Les murs gris et brillants que vous voyez maintenant correspondent à l’état d’origine. Nous avons seulement éliminé les couches brunies par le huilage dans les années 1980. Les parties manquantes ont été complétées avec retenue et l’ensemble de la surface a été rétabli.
C’est déjà une technique spéciale. Y a-t-il suffisamment de personnes qui maîtrisent cette technique ?
L’artisanat traditionnel ne doit pas se perdre dans la restauration. Sinon, la qualité en pâtit. Jusqu’à présent, j’ai transmis mon savoir à huit apprentis. Certains ont étudié la restauration après leur apprentissage. Maintenant, nous travaillons très souvent ensemble sur des projets et avec plaisir. Mais il n’y a malheureusement plus de nouveaux intéressés par cette spécialité. Pas même des élèves stagiaires.
N’y a-t-il pas assez à faire ?
Oh que si.
Alors pourquoi, de votre point de vue, n’y a-t-il pas assez de personnes intéressées ?
Peut-être que les jeunes ont aujourd’hui d’autres objectifs et d’autres possibilités ? Mais c’est de la spéculation. En fait, je ne sais pas pourquoi si peu de gens s’intéressent à l’artisanat traditionnel.
Vous avez fait vos études en Bavière et obtenu votre maîtrise. Comment êtes-vous passé de la Bavière à Berlin ?

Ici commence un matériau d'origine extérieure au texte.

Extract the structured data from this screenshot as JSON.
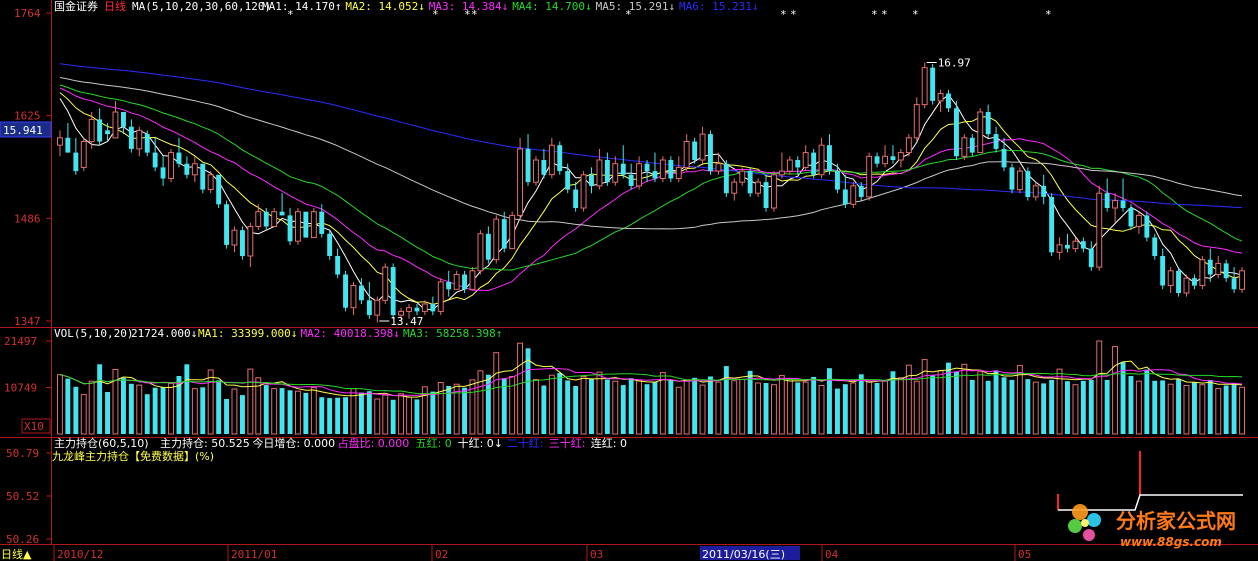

C’était plutôt pour des raisons personnelles, privées. J’ai donc postulé en 1989 pour un poste de compagnon à l’atelier de moulage de plâtre des “Staatliche Museen zu Berlin”. Ils m’ont proposé le poste de maître et je l’ai accepté, j’ai eu beaucoup de chance.
Dans quelle mesure ?
Dès le début, j’ai pu travailler avec des modèles en plâtre de valeur historique. Jusqu’alors, ils n’avaient été ni appréciés ni conservés. Je me suis aventuré en terre inconnue, j’ai reçu beaucoup de soutien de la part des scientifiques et j’ai pu ainsi créer mon deuxième pilier, dans le domaine de la restauration de plâtre. Aujourd’hui, je travaille beaucoup pour des collections de moulages et des musées, car les plâtres anciens sont à nouveau très appréciés, en raison d’originaux perdus ou détruits.
Vous avez récemment restauré les reliefs d’Angkor Vat du Musée d’art asiatique et mis au point un système permettant d’accrocher les grandes plaques de plâtre de manière flexible et non destructive. Auparavant, vous avez travaillé au château de Rheinsberg. Quels sont vos prochains projets ?
Je travaillerai ensuite à nouveau au château de Rheinsberg. Auparavant, j’ai déjà restauré les marbres en stuc de la salle des glaces et de la salle des coquillages, deux pièces magnifiques. Les dégâts et les lacunes dans les parties inférieures des murs étaient énormes, car le château a longtemps été utilisé comme sanatorium. Maintenant, je conserve et restaure le marbre en stuc de la cage d’escalier, la partie la plus ancienne du château.